By using a common gas mix of 80% O2 and 20% CO2, Himmerlandskoed’s shelf life is eight days after production. “As the mincing of the freshly deboned meat takes place in our factory without the use of additives, our raw material is as fresh as it can be,” says Andersen. “This makes Himmerlandskoed stand out in an otherwise price-driven market segment. Or as our logo states: The best bite of Denmark!”
Although there are discussions within the Danish industry about easy opening of fresh meat packs, most of these packs are still supplied without a peel tab. Andersen says he’s staying on top of this issue as it develops. One change he does anticipate is a transition from black trays to transparent trays. “It gives consumers a clear view of the product,” he observes. He also anticipates growth in vacuum skin packaging for some fresh meat products. It allows for vertical presentation at retail. Minced meat, however, will most likely remain a market for modified atmosphere packaging, he adds.

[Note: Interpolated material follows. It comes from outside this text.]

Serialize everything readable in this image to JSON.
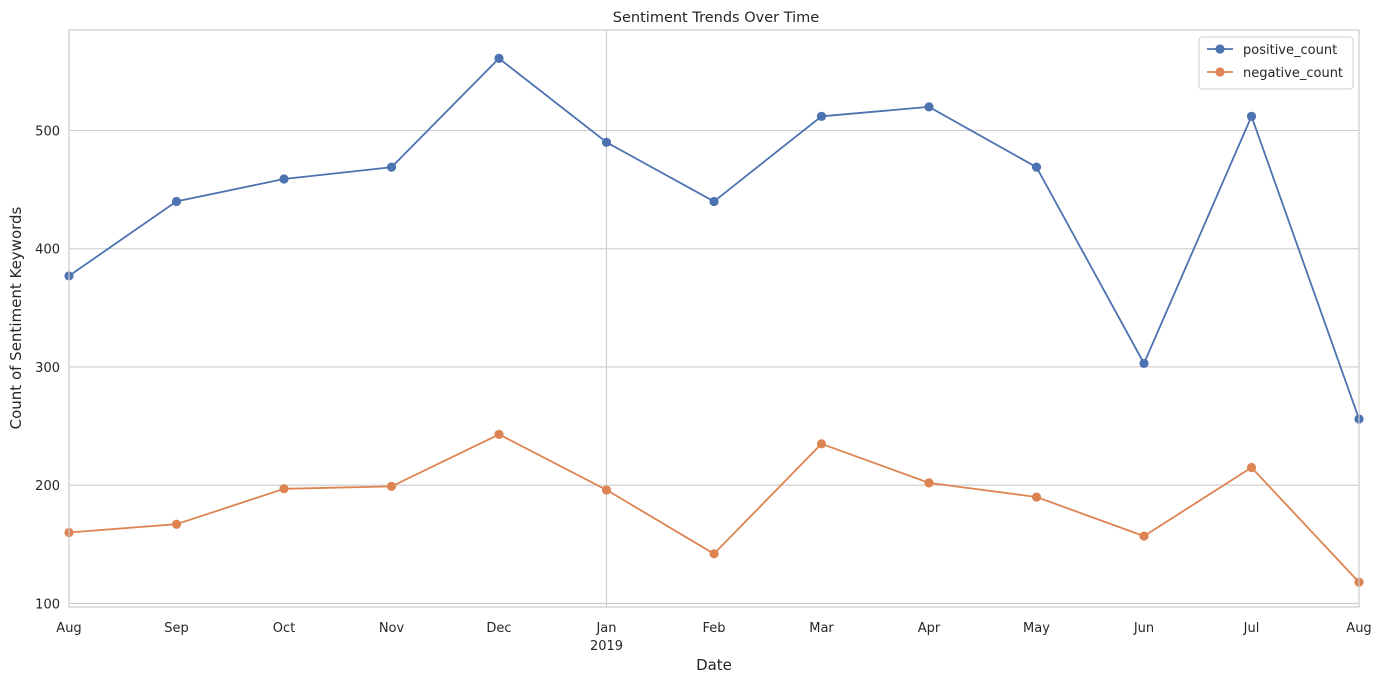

A very important issue at Himmerlandskoed is traceability. Each of its meat packs has a 2D bar code printed on its pressure-sensitive label. The printing is done by an Easy Coder PX41 from Intermec. Consumers can scan it by means of their smart phones. It will lead them to a website, where they can read the full history of the meat inside the pack. This includes the origin of the animal, the location where it was deboned, and the carbon footprint for producing the pack.
“We want to stay ahead of the domestic meat market and will continuously search for the latest sustainable technologies,” says Andersen. “As an example, we would like to reduce the price for packing our trimmings in shrink bags by moving to fully automated shrink packaging on a thermoformer. Here, too, Nemco and Sealpac will be able to help us out with the right solution.”